4 Nisan 1997… Ankara bembeyaz. Lapa lapa kar yağıyor. Ama bu kez mevsimin getirdiği sıradan bir soğuk değil bu. Buz tutmuş yüreklerde yankılanan bir sızı, bir hüzün, bir eksiliş var.
O sabah Türkiye sustu. O sabah millet ağladı.
Ülkücü Hareket'in lideri, Türk milliyetçiliğinin abide ismi, Başbuğ Alparslan Türkeş ebediyete irtihal etti.
Bir ömür adanmıştı bu toprağa. Bir fikir için, bir millet için, bir istikbal için yaşanmıştı her an.
Alparslan Türkeş, yalnızca bir siyasi lider değildi; o, bir çağrının sesiydi. Duruşuydu Türk’ün, vakarının şekle bürünmüş hâliydi. “Önce ülkem ve milletim” diyen, inancını pazarlık masalarına hiç oturtmamış bir dava adamıydı.
Askerdi, devlet adamıydı. Sürgünler gördü, hapisler yaşadı. Ama dimdik durdu. Darbelere direndi, baskılara boyun eğmedi.
Milletinden aldığı güçle yürüdü hep. Gölgesi bile umuttu nice yüreğe. Bir bayrağın peşinde bir milleti tek yürek yapmayı başardı.
O gün, 4 Nisan sabahı, Ankara’nın üstüne yağan kar taneleri, gökyüzünden dökülen dualar gibiydi.
Sessiz bir kalabalık doldu sokaklara.
Başbuğ’un ardından gözyaşı dökenler yalnızca onu yakından tanıyanlar değildi. Onu bir kez bile görmemiş, ama fikirleriyle büyümüş, ülküsüyle hayat bulmuş gençler vardı elleri semada, kalbi yaslı.
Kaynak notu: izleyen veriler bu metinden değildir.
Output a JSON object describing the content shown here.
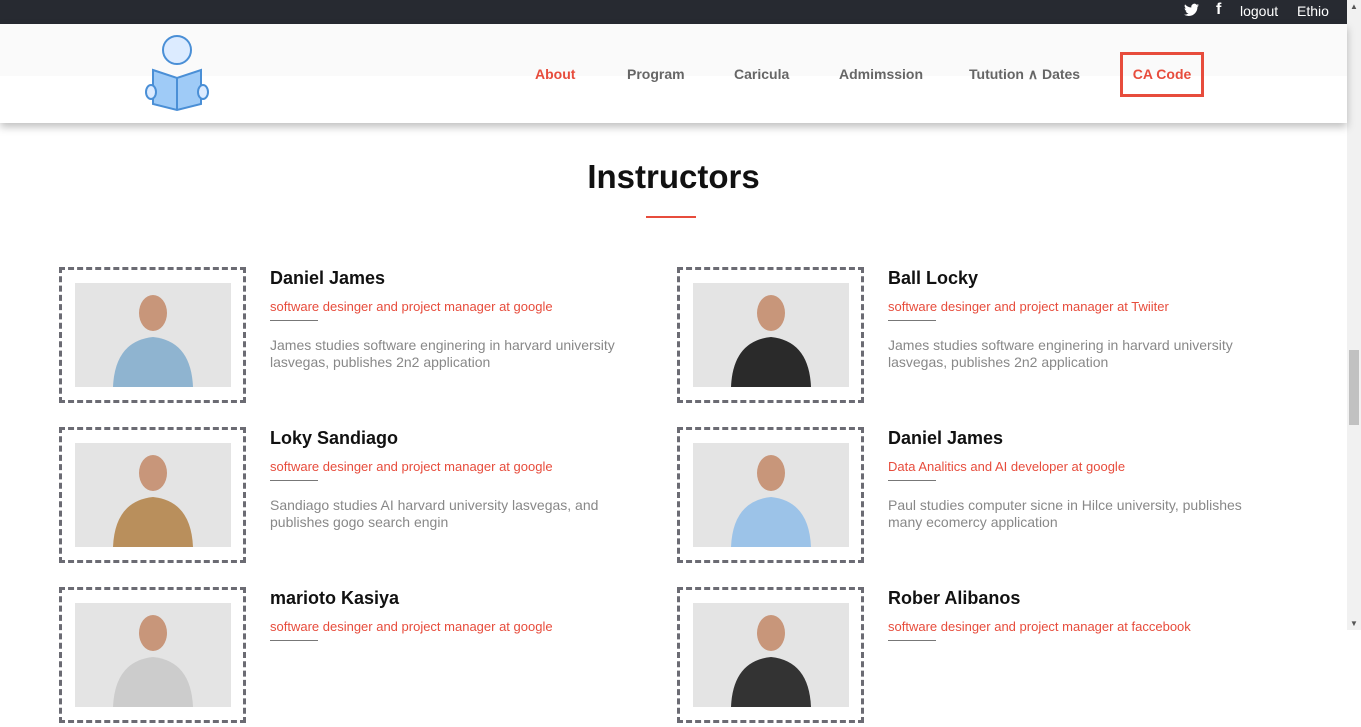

Türkeş, milliyetçiliği yalnızca bir slogan değil, bir yaşam biçimi olarak gördü.
Türk milletinin varlık mücadelesini, kültürel değerlerini, bağımsızlığını her şeyin üstünde tuttu. Onun için millet, sadece bir coğrafyanın insanları değil, aynı idealde birleşmiş bir ruhun yansımasıydı.
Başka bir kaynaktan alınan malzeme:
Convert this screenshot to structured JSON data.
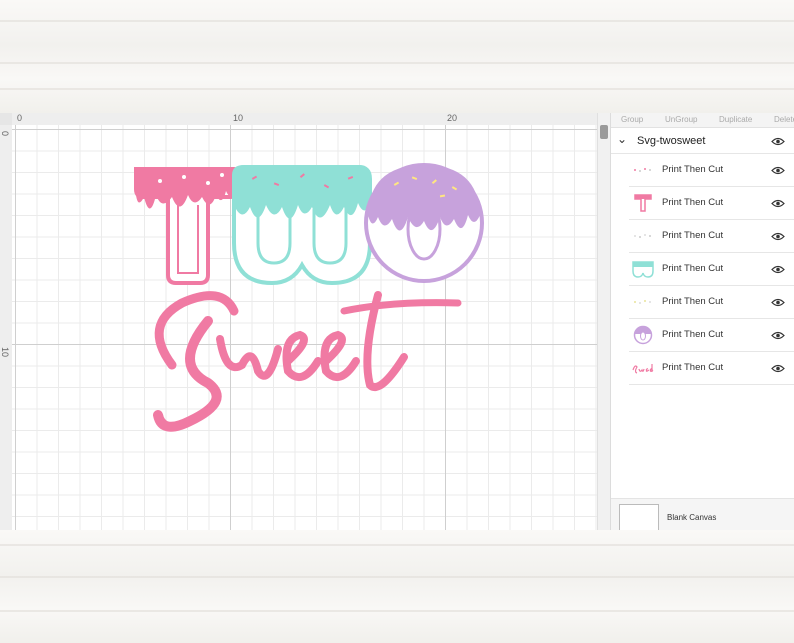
{
  "ruler": {
    "top_ticks": [
      "0",
      "10",
      "20"
    ],
    "left_ticks": [
      "0",
      "10"
    ]
  },
  "canvas": {
    "design_text_top": "TWO",
    "design_text_bottom": "Sweet"
  },
  "panel": {
    "toolbar": [
      "Group",
      "UnGroup",
      "Duplicate",
      "Delete"
    ],
    "group": {
      "label": "Svg-twosweet",
      "expanded": true
    },
    "layers": [
      {
        "label": "Print Then Cut",
        "thumb": "pink-sprinkles"
      },
      {
        "label": "Print Then Cut",
        "thumb": "pink-T"
      },
      {
        "label": "Print Then Cut",
        "thumb": "mint-sprinkles"
      },
      {
        "label": "Print Then Cut",
        "thumb": "mint-W"
      },
      {
        "label": "Print Then Cut",
        "thumb": "lilac-sprinkles"
      },
      {
        "label": "Print Then Cut",
        "thumb": "lilac-O"
      },
      {
        "label": "Print Then Cut",
        "thumb": "sweet-script"
      }
    ],
    "blank_canvas_label": "Blank Canvas"
  },
  "colors": {
    "pink": "#f07aa3",
    "mint": "#8fe0d6",
    "lilac": "#c7a2dc"
  }
}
Bugün onun ardından konuşurken, yalnızca geçmişi anmıyoruz; bir fikri, bir öğretiyi, bir ömrü yad ediyoruz.
Her yıl 4 Nisan geldiğinde yeniden üşüyor Türkiye. Yeniden ağlıyor Ankara. Yeniden dua yükseliyor minarelerden:
“Allah rahmet eylesin Başbuğ’um. Ruhu şad, mekânı cennet olsun.”
O artık aramızda değil belki, ama bıraktığı izler hâlâ capcanlı. Her genç ülkücüde, her vatan sevdalısında, her bayrak aşığında yaşıyor onun emaneti. Onun adı, tarih kitaplarında bir satır değil; yüreklerde bir ülkü, zihinlerde bir ışık, milletin geleceğinde bir rota.
Bugün onu bir kez daha anıyoruz.
Ellerimiz semada, kalbimiz dolu. Yalnızca bir insanı değil, bir çınarı, bir meşaleyi, bir çağrıyı anıyoruz.
Rahat uyu Başbuğ’um. Emanetin nöbetçileri burada.